Мы все заржали, и до Петьки, кажется, дошло. Он сказал:

— Ну и ладно. А я их бить буду.

— Или они тебя, — сказала Татьяна.

— Партизан-одиночка, — сердито сказал Гриня. — А как мы будем смеяться, Шарова? Хором или по одному?

— При любом случае и по любому поводу, — сказала Татьяна. — И хором и поодиночке.

— И будем мы называться РС, — торжественно сказал я.

— Как? — спросил Матюшин.

— Я знаю, — сказал Петька, — РС — это реактивные снаряды. Так «катюши» в войну назывались. Вззззз! Бумц!

— Ничего подобного, — сказал я, — РС — это рохлики смеются.

— Отлично! — сказал Гриня. — Но все-таки нельзя допускать партизанщины. Неорганизованной. Надо, пожалуй, согласовать это с пионерской организацией.

— Я согласую, — сказал я, вспомнив, кто у нас председатель совета отряда (М. Басова).

— Ох! — сказала Татьяна. — Уж лучше я согласую.

— Ах! — сказал я. — Не понимаю…

— А я понимаю, — сказал Зворыкин, ухмыляясь. — Он…

— Он будет у нас командиром, — быстро сказала Татьяна.

— Он новенький, — сказал Матюшин.

— А ты старенький, — сказала Татьяна. — Кто за?

Все подняли руки. Даже Петька. Он, в общем-то, неплохой парень.

— Кто против? — спросила Татьяна уже просто так.

— Я! — сказал кто-то сзади.

Вот так! Конечно, это была М. Басова. Я знал, что она в долгу не останется.

— Ты все слышала? — спросил ее Гриня Гринберг.

— Я ничего не слышала, — сказала Маша, — но вы его куда-то выбрали. А его нельзя выбирать.

— Почему? — спросил Гриня.

— Его никуда нельзя выбирать, — продолжала Басова. — Во-первых, он слишком добренький. А значит, он не будет требовать как следует. Во-вторых, у него… как это… а-мо-раль-ное лицо.

Еще новости! Лицо у меня как лицо. Разве только веснушки, будь они неладны. И при чем здесь мое лицо — в общественном деле?

— А что, обязательно красавчиком надо быть? — спросил я. — Как…

— Вот, — сказала Басова, — вы же сами видите, что, кроме всего, у него не хватает… как это… ин-тел-лек-та. Он не-ин-тел-лек-туальная личность.

Ладно, заведу себе записную книжку и буду записывать:

Эмоции (?)

Караваев-Каратаев (?)

Троянская война (?)

А-мо-раль-ное лицо (?)

Не-ин-тел-лек-туальная личность (?)

И какая разница между лицом и личностью — все узнаю! И научу этим словам своего Повидлу. И он ее — М. Басову растерзает, раздраконит в мелкие клочки и закопает их у Петропавловской крепости в глубокую-глубокую яму. А я посажу там репейник и раз в неделю буду приходить туда и рыдать. Не буду рыдать! Буду смеяться.

Этого всего я не сказал, а только подумал, но так посмотрел на Марию Басову, что она икнула. Ничего она не икнула, а продолжала как ни в чем не бывало. И сказала такое, что тут уж я икнул.

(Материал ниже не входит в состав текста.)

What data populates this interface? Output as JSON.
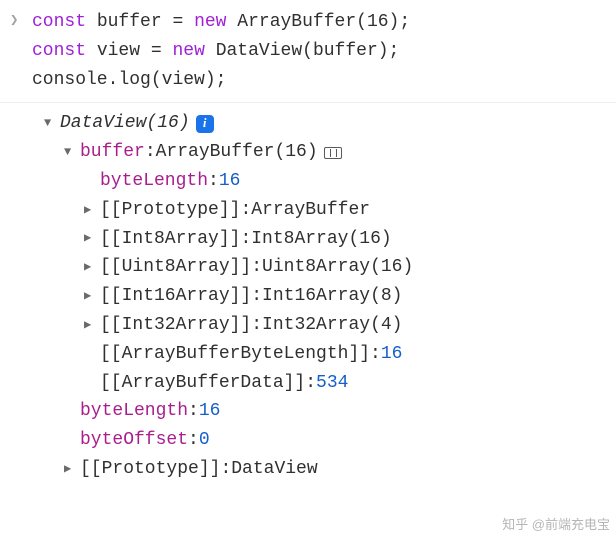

— Вчера, — сказала она, — я видела, как его за плечо вел милиционер! И что-то строго ему говорил. На Некрасова, угол Чехова. А милиционеры зря за плечо не водят.

Все посмотрели на меня.

— Вел? — спросил Матюшин.

— За плечо? — спросил Гриня.

— Влип? — спросил Петька.

Татьяна молчала.

— Влип, — сказал я, — вел, — сказал я, — за плечо, — сказал я и ушел. И даже не обернулся — так мне вдруг стало обидно. Сразу вспомнил ту девчонку в старой школе.

…12.15 — Ушел с уроков.

12.25 — Пришел домой.

Никого нет. Это хорошо.

12.25–12.26 — Поддал под зад Повидлу.

12.26–13.00 — Лежал на диване. Думал. Непроизводительно. Ну и шут с ним.

13.00–13.10 — Смотрел в зеркало. Лицо как лицо.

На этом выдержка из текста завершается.